The Chants had 12 errors in the four games, including five by Brown at shortstop, which led to 10 unearned runs among the 21 allowed by the pitching staff.
“I had no idea as a group we would pitch as well as we did. I thought those guys did a fantastic job all weekend,” Gilmore said. “I thought we would be a highly, incredibly good defensive team and I thought we would be one of the better base-running teams, and this weekend we shot ourselves in the foot many a time in both of those areas. Our short game is nonexistent.
“We’ll have a couple days to do some work on that and hopefully we’ll be better this next weekend.
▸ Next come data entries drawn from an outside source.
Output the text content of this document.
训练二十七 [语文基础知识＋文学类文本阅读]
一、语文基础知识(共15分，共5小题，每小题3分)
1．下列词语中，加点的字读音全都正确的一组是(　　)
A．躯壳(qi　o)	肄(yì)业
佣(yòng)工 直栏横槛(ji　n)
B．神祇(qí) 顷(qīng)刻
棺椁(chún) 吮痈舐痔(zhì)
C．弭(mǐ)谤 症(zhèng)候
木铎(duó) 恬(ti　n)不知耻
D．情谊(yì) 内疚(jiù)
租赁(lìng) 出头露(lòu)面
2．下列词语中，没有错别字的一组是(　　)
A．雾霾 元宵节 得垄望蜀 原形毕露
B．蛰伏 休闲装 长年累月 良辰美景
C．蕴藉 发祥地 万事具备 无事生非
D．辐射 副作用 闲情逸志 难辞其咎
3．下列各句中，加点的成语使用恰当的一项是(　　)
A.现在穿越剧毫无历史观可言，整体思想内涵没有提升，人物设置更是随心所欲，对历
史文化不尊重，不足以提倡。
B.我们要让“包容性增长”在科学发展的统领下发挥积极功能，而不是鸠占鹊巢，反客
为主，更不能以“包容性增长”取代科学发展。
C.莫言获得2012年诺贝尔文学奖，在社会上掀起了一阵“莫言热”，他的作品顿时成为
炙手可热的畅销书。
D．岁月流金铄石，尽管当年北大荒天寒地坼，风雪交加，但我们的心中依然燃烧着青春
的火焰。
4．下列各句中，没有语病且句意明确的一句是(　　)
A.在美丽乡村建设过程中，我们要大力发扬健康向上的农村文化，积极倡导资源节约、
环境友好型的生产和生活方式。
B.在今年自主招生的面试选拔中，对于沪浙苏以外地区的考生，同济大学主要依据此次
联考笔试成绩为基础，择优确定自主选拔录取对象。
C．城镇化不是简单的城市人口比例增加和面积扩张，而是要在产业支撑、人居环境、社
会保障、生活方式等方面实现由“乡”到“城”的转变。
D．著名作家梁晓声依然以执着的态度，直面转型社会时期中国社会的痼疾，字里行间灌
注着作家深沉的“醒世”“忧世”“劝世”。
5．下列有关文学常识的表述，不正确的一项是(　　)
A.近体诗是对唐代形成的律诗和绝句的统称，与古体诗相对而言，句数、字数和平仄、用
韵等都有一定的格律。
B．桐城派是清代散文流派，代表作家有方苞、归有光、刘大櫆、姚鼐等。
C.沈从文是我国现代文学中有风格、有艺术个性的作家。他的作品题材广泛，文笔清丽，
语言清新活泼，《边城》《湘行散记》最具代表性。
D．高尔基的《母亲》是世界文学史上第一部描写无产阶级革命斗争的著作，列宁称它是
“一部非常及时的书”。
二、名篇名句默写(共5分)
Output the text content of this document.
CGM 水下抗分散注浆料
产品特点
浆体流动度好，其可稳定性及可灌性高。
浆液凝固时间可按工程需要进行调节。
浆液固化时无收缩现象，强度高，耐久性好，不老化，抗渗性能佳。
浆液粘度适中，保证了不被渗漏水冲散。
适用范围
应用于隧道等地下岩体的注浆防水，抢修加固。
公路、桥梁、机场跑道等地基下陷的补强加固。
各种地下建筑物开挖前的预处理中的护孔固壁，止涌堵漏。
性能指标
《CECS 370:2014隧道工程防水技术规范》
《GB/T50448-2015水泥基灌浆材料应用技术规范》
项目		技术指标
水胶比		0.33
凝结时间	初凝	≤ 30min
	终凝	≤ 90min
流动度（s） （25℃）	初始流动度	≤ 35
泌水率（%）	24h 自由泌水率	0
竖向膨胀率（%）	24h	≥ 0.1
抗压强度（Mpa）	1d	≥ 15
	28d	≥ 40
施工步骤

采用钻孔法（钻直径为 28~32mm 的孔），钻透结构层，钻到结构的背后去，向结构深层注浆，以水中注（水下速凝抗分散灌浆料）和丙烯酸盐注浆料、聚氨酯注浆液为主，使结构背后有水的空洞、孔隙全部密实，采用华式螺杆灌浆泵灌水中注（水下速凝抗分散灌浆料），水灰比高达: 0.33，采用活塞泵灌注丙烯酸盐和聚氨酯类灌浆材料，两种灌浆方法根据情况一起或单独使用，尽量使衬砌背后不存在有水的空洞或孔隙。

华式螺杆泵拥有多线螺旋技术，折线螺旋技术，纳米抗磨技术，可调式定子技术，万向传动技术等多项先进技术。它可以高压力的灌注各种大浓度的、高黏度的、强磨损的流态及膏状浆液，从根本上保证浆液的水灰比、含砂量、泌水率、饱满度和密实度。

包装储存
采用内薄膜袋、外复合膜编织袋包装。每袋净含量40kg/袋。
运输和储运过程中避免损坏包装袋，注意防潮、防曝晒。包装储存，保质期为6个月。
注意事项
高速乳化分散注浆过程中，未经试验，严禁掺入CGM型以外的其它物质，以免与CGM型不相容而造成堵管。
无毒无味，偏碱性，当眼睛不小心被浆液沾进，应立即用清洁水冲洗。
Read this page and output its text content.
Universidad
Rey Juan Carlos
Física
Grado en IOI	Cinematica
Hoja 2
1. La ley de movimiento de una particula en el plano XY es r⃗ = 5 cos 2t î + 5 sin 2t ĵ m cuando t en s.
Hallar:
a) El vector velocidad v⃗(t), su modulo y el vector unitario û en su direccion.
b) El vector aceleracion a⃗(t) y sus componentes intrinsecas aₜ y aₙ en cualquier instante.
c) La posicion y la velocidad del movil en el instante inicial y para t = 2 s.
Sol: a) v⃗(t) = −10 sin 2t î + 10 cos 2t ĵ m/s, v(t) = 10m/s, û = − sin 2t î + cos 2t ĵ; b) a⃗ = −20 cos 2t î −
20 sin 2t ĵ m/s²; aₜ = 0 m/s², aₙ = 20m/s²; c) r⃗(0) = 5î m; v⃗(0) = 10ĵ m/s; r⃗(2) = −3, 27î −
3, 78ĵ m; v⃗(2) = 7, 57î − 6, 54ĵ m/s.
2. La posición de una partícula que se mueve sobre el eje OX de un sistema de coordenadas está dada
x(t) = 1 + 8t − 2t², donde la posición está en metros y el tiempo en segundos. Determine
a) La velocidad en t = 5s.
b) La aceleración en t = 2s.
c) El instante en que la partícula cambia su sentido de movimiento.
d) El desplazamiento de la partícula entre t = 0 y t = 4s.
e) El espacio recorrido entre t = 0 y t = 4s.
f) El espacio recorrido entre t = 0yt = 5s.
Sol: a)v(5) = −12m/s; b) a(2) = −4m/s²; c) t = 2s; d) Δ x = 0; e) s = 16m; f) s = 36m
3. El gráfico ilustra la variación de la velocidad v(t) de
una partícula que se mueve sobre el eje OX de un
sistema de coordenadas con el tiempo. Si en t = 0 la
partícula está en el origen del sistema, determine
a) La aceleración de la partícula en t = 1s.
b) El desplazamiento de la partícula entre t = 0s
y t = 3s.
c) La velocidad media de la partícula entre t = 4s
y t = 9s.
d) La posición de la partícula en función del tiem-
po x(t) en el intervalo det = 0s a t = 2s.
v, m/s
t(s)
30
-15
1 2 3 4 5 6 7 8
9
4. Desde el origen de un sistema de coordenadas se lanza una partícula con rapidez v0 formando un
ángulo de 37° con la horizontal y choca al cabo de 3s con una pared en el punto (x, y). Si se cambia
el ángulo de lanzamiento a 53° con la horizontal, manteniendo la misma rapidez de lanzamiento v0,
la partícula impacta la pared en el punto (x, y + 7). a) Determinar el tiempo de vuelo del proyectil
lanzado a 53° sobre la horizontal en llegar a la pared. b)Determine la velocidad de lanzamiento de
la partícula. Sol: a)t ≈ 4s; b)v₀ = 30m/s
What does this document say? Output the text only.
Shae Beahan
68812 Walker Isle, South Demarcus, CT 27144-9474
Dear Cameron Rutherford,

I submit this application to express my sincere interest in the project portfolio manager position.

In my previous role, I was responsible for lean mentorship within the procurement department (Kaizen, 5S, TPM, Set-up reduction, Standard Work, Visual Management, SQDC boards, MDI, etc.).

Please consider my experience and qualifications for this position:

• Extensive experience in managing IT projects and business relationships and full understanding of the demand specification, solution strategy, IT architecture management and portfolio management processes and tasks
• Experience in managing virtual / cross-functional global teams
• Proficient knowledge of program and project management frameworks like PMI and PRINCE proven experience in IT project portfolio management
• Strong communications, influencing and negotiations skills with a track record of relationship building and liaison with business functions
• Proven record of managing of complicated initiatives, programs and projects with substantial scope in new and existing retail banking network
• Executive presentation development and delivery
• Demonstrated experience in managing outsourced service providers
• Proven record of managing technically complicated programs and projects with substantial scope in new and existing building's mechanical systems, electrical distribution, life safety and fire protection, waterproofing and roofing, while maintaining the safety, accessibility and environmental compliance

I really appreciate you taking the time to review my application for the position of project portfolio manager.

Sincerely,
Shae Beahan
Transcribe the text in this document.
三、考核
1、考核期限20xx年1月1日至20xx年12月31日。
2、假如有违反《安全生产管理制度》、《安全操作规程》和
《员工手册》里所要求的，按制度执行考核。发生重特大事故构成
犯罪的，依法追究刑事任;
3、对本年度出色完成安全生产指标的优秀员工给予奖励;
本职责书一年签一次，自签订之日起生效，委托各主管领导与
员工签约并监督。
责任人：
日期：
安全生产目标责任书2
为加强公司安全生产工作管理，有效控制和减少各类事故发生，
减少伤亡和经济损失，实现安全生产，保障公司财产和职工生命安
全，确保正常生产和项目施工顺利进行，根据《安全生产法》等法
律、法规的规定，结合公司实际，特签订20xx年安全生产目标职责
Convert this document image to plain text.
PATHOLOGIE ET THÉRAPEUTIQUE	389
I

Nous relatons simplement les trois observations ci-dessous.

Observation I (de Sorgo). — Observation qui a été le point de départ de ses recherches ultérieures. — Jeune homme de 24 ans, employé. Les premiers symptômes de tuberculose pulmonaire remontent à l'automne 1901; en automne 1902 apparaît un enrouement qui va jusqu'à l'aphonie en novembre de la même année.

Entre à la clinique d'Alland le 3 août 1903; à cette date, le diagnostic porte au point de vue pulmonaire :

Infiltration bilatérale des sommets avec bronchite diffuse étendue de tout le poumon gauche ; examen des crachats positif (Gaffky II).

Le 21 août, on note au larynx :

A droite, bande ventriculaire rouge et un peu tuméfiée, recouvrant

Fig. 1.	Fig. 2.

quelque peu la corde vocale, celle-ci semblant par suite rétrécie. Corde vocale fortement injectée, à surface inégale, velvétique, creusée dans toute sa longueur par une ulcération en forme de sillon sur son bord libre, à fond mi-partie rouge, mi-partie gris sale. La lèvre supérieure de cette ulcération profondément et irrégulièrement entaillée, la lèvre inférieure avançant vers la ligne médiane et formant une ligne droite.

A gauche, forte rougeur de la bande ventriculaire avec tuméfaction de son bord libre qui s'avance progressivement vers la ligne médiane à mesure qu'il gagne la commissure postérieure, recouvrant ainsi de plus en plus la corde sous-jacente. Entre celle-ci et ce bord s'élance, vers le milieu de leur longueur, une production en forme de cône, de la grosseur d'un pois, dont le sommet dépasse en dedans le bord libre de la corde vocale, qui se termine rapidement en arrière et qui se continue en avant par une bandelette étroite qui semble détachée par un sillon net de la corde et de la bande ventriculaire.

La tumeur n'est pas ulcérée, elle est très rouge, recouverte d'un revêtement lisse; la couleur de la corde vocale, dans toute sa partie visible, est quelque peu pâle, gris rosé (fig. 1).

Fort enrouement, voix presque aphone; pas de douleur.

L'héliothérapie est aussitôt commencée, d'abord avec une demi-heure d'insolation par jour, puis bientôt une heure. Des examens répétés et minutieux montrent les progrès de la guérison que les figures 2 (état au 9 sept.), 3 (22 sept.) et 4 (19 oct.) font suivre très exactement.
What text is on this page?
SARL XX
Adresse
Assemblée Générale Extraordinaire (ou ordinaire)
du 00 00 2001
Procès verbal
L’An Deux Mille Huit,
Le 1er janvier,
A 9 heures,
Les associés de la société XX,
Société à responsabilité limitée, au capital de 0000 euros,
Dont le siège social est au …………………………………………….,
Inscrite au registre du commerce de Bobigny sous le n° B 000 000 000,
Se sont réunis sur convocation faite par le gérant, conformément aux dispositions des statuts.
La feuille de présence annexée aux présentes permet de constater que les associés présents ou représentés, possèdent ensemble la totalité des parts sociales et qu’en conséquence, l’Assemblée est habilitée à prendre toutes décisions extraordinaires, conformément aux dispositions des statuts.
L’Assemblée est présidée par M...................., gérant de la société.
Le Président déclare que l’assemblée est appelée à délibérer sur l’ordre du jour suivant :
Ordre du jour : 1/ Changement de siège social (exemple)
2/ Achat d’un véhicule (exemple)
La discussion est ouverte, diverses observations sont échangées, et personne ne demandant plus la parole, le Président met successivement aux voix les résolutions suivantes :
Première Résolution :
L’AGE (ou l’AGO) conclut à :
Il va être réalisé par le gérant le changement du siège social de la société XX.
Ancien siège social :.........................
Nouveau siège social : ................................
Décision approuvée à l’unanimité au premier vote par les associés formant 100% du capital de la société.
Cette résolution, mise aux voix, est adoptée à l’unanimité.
All of it is about getting better each weekend but still finding ways to win.”
West Virginia fell to 3-1 Monday after outscoring its first three opponents — Kent State once and Central Michigan twice — by a combined 31-11.
The Mountaineers took an early 4-2 lead on the strength of a three-run homer in the first inning by freshman first baseman Grant Hussey, and the Chants took a 7-4 lead with five runs combined in the fourth and fifth innings before WVU tied the game with two in the sixth and one in the seventh.
The Chants host the Carolinas Coastline Classic featuring Illinois, Rutgers, Ball State and Middle Tennessee State from Friday through Monday before hosting UNC W’ilmington at 4 p.m. next Wednesday.
“We’re not where we need to be but it’s nice to have the interchangeable parts and the ability to continue to get better,” Gilmore said. “We’re just beginning to scratch the surface. We’re an eight-cylinder car and we’re hitting on about four. If we get to a point somewhere along the way that we’re hitting on eight, we’re going to be a handful.”
Gilmore recovering from surgery
Gilmore had surgery last Tuesday at MD Anderson Cancer Center in Houston as part of his ongoing battle with pancreatic neuroendocrine cancer.
Gilmore has been receiving treatment for nearly two years for the cancer, which is not operable or curable at this time, but can be managed for many years.
“As of January my cancer has gone 14 months of completely stable to even slight remission in the actual cancer part,” Gilmore said.
But a complication developed recently when the cancerous tumor grew outside the pancreas and wrapped around an artery, Gilmore said, so the artery was moved around the tumor.
“They were really worried that it was increasing the blood pressure in that artery, and because it had deteriorated some because the tumor was wrapped around it, I was a huge bleed risk,” Gilmore explained. “That thing could rupture and before they could get me to a hospital and take care of me my life would be at risk.”
As part of the procedure Tuesday, doctors also embolized his spleen to allow half of it to deteriorate while the other half functions.
“They basically went in and stopped up the arteries and things to half of my spleen and it just basically is dying off,” Gilmore said. “That will help regulate my spleen. It had enlarged considerably and it was causing me other issues.”
Gilmore will have to endure pain from his spleen for the next few weeks, and had a particularly rough night on Sunday.
“It’s just very painful for two or three weeks,” he said. “. . . It doesn’t just die in a second. It takes awhile. So I’m real sore to the touch on my side and back. Every way I turn if I stand or sit or whatever, I get excited in a game and it’s like there’s a knife in my side. But those three wins make it all feel better, I promise you.”
Gilmore said he was “negotiating” the scheduling of the procedure and his primary doctor said a team of three physicians was available to perform the surgery last week at MD Anderson.
“I said I’ll be there. Let’s go,” Gilmore said. “Because we’ve got a chance to have a good [season] this time and I want to be here for all of it, but I sure as hell want to be here at the end.”